The story The Symphony centers around a trip by mother, father and son to the symphony. After the father tries to get out of going, then falls asleep during the performance, the mother decides to teach him a lesson by leaving him at the venue when it's over. Lamenting that she doesn't have any interesting friends (like musicians), she and her son leave the city and she then sleeps on the couch, racked with guilt at her mean trick. She awakens stiff and contrite to her husband enjoying breakfast and reading the paper. As she glances at the paper after he departs for work, she sees that, in her leaving him at the opera house, he has made friends with the conductor and beautiful harpist, and has had their picture published in the society pages.

This is only one of the many situations that caused me to smile at the least, and chuckle out loud at most. If you can get your hands on this one, and it will be difficult, buy it so you can read and re-read it.

Highly recommended.

Wednesday, October 3, 2012

Changeless by Gail Carriger

Alexia Tarabotti, now Lady Maccon, awakens in the wee hours of the mid-afternoon to find her husband, who should be decently asleep like any normal werewolf, yelling at the top of his lungs. Then he disappears - leaving her to deal with a regiment of supernatural soldiers encamped on her doorstep, a plethora of exorcised ghosts, and an angry Queen Victoria. But Alexia is armed with her trusty parasol, the latest fashions, and an arsenal of biting civility. Even when her investigations take her into the backwater of ugly waistcoats, Scotland, she is prepared: upending werewolf pack dynamics as only the soulless can.

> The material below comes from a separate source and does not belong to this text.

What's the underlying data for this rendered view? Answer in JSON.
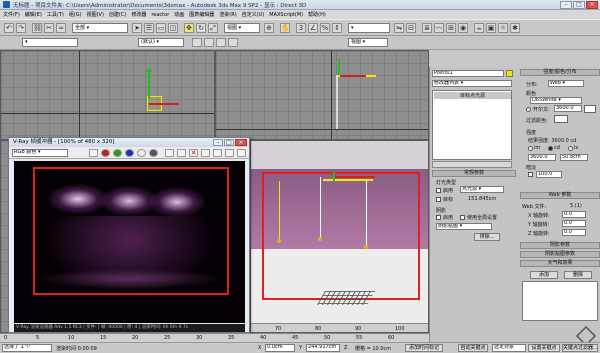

She might even find time to track down her wayward husband - if she feels like it.

My take: 2 looks
This second book in the Parasol Protectorate series did not grab me like the first one did. Perhaps it was the introduction of the characters and very different premise of the vampire/werewolf story. Perhaps it was the introduction of steampunk as an integral part of the Victorian world. This book included those items, but they were established this time. Characters were brought back, but I was very frustrated by the lack of development of newly introduced Channing and no building at all in the recurring characters. All of these things lessened my enjoyment.

On the other hand, I tend to think the first one was just more cleverly written. Alexia was strongly drawn in the first novel, wielding her parasol and her independence like the weapons they were. In this case, she was more of a tool to move the story than the story itself. There was no true antagonist, even to the end. When the "whodunit" was finally revealed, you had already guessed it.

The sexual tension between Alexia and Conall in the first was reduced to mere wanton lust and sex in this installment. I wanted more of the playfulness and shared respect in their coupling, and not simply a pile of discarded clothing on the floor. It reminded me of an animal being in rut, and I don't think that's what Carriger intended.

Lastly, the ending was shockingly inappropriate. I literally stared wide-eyed and mouth agape as I read the last few pages. It was so out of character and unnecessary to add this extremely negative ending. It was not the interesting and heart-stopping twist that I suspect it was meant to be. I found it so distasteful that I may not read the third book for a while, if ever.

With that said, I can't recommend this one.